Dengan perasaan yang tidak keruan, terkejut, gembira, gusar, dan menyesal bercampur baur menjadi satu, saya kembali ke markas komando dengan berlari-lari kecil. Untung saja, ya untung saja, kalau tidak, mungkin saat ini saya sudah lama tak bisa menulis kisah kecil ini, jadi almarhum dililit sang phyton sehingga remuk seperti bergedel lalu ditelannya. Dan tak seorang pun bisa menemukan di mana gerangan "TRIPPER sontoloyo" yang seorang ini.
Jombang, Februari 1949, Jam 02.00.
Peleton Sulaman menyusup masuk Kota Jombang dan berhasil menggelar peletonnya di dalam pasar di pusat pertokoan Kota Jombang. Mereka siap menyerang sarang senapan mesin di mulut jembatan yang hanya berjarak kurang lebih 50 meter.
Rencana penyerangan pada jam 04.00, disinkronkan dengan serangan "Mobrig" pada kubu Belanda yang di Kebonrojo.
Semua berjalan sesuai rencana. Kecuali satu hal, ialah bahwa pasar yang di malam hari dipastikan dalam keadaan kosong, ternyata penuh berisi orang, laki-laki tua, perempuan-perempuan tua, ibu-ibu bahkan bayi-bayi. Waktu saya tanya, mereka adalah pengungsi-pengungsi yang hendak kembali ke Surabaya.
Keadaan yang di luar perhitungan itu sangat menyulitkan kami. Kalau kami jadi menyerang sarang senapan mesin, tentu akan terjadi tembak-menembak yang sangat sengit, dan Belanda akan menembaki los-los pasar dengan senapan mesinnya secara membabi-buta. Para pengungsi itu, termasuk anak-anak dan bayi-bayi akan menjadi korban.

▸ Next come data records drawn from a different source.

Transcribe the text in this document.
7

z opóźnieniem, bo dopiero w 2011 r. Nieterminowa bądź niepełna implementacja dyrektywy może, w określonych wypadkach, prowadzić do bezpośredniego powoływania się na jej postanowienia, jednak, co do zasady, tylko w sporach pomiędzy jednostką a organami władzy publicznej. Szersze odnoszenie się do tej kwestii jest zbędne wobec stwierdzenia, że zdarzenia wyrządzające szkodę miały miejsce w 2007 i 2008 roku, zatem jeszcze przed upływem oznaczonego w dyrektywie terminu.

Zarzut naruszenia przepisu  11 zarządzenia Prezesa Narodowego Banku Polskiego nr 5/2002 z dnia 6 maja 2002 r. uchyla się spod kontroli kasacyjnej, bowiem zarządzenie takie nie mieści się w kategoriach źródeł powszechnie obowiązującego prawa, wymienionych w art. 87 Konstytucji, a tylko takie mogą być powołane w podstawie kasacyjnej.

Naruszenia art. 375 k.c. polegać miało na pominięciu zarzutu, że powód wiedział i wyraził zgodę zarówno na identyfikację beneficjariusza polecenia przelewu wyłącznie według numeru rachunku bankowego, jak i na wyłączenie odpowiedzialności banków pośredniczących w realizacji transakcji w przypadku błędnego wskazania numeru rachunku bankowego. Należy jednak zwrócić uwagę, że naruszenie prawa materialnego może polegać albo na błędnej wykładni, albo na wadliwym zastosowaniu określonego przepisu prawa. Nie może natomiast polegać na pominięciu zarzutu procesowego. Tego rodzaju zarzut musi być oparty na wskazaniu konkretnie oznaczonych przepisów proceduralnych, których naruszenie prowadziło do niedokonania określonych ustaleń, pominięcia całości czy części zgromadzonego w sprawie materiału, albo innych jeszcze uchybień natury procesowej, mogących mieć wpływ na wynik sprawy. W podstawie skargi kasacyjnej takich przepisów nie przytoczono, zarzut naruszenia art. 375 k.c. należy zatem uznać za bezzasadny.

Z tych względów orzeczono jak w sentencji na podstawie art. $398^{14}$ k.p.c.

Akhirnya kami putuskan untuk membatalkan serangan tersebut dan peleton pindah ikut menyerang Kebonrojo saja. Untuk itu peleton harus dipindah ke seberang jalan dan masuk ke jalan yang memotong jalan raya Jombang - Surabaya tepat di depan pasar. Agar tidak diketahui oleh tentara Belanda yang ada di dalam sarang senapan mesin, maka penyeberang jalan diatur bergantian.
Semua berjalan mulus, sampai yang terakhir giliran saya untuk menyeberang. Nah, di saat itu tepat di tengah-tengah jalan terdengar suara berdentang. Rupa-rupanya senapan salah seorang dari penyeberang di depan saya terbentur tiang telepon di trotoar.
Dan, byaaar ... seberkas sinar lampu sorot yang sangat terang menyilaukan memancar tepat mengenai saya.
Hati saya terkesiap karena terkejut berat. Saya pun tegak berdiri. Diam seperti patung dengan dua kaki pasang kuda-kuda dan kedua tangan memegang senapan dalam posisi siap tembak, tetapi tidak mungkin bisa mengenali sasaran karena kedua mata saya silau oleh sinar lampu sorot. Saya bagaikan pemain pantomim di bawah sinar cahaya spotlight di atas pentas.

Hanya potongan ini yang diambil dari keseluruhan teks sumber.